Que la réforme des retraites conserve dans un premier temps l’absurde attribution des points au prorata des cotisations versées au profit des « anciens » peut être admis, en attendant le passage à une formule économiquement rationnelle donnant des points au prorata de l’investissement réalisé dans la jeunesse. Mais il est désespérant que l’on n’envisage même pas, en France, de faire l’équivalent ce qui a été instauré en Allemagne, lors des réformes de 1992 et 1999, concernant la prise en compte des enfants dans le calcul de la pension.
Rappelons succinctement ce dispositif allemand : chaque enfant donne droit à autant de points que trois années de cotisation au salaire moyen.
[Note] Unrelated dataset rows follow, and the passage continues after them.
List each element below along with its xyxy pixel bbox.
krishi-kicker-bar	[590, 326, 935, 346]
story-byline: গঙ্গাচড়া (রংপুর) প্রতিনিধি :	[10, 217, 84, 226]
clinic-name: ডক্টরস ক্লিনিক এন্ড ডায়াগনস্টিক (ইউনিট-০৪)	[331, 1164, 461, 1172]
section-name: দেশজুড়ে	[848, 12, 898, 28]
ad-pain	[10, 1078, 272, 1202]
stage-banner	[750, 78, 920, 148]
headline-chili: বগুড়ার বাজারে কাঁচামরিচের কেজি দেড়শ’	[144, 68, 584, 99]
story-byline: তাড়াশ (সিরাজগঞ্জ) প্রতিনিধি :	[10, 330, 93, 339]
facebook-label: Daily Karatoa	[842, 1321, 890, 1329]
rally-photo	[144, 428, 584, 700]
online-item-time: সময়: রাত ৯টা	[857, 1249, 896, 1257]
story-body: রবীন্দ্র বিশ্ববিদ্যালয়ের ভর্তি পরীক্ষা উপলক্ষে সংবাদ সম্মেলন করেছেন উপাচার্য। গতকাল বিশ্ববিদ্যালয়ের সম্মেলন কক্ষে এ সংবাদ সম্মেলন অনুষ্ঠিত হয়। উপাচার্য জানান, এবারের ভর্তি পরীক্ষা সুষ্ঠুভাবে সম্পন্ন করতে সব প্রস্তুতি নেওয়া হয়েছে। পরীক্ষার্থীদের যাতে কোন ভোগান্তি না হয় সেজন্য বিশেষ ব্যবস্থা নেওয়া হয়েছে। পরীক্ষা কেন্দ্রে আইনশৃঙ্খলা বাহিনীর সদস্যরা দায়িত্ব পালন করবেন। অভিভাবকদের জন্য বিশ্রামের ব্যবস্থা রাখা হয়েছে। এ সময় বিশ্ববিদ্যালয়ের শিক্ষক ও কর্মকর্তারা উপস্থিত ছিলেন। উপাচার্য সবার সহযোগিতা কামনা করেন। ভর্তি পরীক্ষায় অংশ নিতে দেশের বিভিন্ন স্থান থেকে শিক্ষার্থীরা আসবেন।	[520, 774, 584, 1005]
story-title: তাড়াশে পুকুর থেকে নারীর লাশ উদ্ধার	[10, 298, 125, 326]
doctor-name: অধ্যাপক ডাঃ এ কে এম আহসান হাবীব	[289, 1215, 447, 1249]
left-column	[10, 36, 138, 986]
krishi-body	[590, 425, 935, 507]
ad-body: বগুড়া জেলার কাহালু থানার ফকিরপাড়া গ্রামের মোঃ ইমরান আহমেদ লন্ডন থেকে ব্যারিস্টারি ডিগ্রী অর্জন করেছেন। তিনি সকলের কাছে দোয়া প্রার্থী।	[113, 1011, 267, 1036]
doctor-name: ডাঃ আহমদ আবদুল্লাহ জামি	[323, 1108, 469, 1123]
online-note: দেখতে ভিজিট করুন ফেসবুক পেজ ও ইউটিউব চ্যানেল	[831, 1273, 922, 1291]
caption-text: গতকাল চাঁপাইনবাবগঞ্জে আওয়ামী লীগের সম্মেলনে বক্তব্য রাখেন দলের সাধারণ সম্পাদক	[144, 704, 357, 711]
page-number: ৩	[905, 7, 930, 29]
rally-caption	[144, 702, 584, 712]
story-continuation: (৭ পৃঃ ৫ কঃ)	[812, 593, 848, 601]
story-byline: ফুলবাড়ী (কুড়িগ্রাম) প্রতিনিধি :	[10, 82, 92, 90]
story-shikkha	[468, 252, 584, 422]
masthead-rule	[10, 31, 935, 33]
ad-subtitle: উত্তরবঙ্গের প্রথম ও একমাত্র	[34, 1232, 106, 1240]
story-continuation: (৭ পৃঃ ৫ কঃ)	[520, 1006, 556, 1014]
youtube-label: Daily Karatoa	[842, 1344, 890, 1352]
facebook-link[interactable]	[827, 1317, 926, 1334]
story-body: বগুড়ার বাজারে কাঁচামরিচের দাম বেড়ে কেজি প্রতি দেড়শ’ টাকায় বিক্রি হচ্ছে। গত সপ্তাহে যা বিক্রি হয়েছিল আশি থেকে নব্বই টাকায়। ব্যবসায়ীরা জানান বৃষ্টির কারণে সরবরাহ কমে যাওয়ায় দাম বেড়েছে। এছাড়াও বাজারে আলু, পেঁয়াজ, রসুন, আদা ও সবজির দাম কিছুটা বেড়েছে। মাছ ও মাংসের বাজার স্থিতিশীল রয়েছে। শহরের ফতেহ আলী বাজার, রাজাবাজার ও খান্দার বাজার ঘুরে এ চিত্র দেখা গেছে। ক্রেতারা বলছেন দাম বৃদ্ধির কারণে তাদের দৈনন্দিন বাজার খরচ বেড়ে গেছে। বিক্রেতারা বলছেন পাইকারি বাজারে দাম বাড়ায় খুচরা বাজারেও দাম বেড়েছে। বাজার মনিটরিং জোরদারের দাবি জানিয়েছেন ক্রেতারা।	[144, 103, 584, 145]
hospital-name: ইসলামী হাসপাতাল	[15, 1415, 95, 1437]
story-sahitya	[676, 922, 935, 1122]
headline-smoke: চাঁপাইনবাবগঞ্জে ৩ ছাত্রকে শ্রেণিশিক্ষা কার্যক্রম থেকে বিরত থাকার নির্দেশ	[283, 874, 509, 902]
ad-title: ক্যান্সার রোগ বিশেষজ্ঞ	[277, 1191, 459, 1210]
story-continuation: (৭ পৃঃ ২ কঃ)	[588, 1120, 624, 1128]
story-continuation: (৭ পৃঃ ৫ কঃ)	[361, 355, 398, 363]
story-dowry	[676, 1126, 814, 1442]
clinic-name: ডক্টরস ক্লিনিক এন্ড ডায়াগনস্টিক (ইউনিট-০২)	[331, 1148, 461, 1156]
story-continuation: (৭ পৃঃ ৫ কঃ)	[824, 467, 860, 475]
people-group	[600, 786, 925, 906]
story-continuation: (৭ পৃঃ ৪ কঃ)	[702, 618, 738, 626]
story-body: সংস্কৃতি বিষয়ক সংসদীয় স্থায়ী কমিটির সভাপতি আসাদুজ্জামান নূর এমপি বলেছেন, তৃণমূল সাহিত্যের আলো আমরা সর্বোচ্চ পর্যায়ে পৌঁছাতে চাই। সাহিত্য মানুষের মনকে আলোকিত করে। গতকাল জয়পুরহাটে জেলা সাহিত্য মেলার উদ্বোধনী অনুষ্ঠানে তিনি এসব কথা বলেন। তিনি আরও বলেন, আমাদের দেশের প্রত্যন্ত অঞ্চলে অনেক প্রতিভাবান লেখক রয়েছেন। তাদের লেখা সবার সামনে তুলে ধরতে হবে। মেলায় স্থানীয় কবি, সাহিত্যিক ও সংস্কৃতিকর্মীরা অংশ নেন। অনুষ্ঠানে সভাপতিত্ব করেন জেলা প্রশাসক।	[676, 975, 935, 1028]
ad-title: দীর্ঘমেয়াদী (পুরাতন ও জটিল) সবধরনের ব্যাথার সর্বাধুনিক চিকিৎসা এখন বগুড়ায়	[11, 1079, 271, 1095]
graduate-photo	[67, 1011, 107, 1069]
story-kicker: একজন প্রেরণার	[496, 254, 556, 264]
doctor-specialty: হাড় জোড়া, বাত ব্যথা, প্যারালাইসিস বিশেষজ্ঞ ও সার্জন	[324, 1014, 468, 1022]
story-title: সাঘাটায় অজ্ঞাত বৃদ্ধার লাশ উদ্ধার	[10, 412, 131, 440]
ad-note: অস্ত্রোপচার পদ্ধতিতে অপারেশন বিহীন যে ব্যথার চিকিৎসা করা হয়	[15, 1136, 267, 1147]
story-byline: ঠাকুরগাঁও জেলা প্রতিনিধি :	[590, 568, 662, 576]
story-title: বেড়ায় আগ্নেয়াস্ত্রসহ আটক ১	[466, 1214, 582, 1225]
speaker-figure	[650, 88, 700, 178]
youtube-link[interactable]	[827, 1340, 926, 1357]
Autrement dit, élever un enfant est productif de droits à pension au même titre que cotiser, et d’ailleurs ces droits sont calculés en faisant comme si les parents versaient une cotisation vieillesse supplémentaire. Depuis 1999, il n’est plus nécessaire, pour y avoir droit, qu’un parent s’arrête de travailler. Une restriction existe, mais elle concerne uniquement les couples bénéficiant de deux hauts salaires : la somme de la cotisation fictive et de la cotisation effective ne doit pas dépasser la cotisation correspondant au plafond de la sécurité sociale.
Nonobstant cette restriction, le dispositif allemand constitue un pas intéressant en direction d’une véritable contributivité en matière de droits à pension : outre-Rhin, élever un ou des enfants a enfin été reconnu comme une contribution au système de retraites par répartition. Sortir, fut-ce symboliquement, de l’humiliante situation actuelle dans laquelle les véritables contributeurs aux pensions à venir sont traités comme des assistés, serait pour la France un progrès considérable. Il n’est pas encore trop tard pour que Jean-Paul Delevoye s’en fasse le promoteur.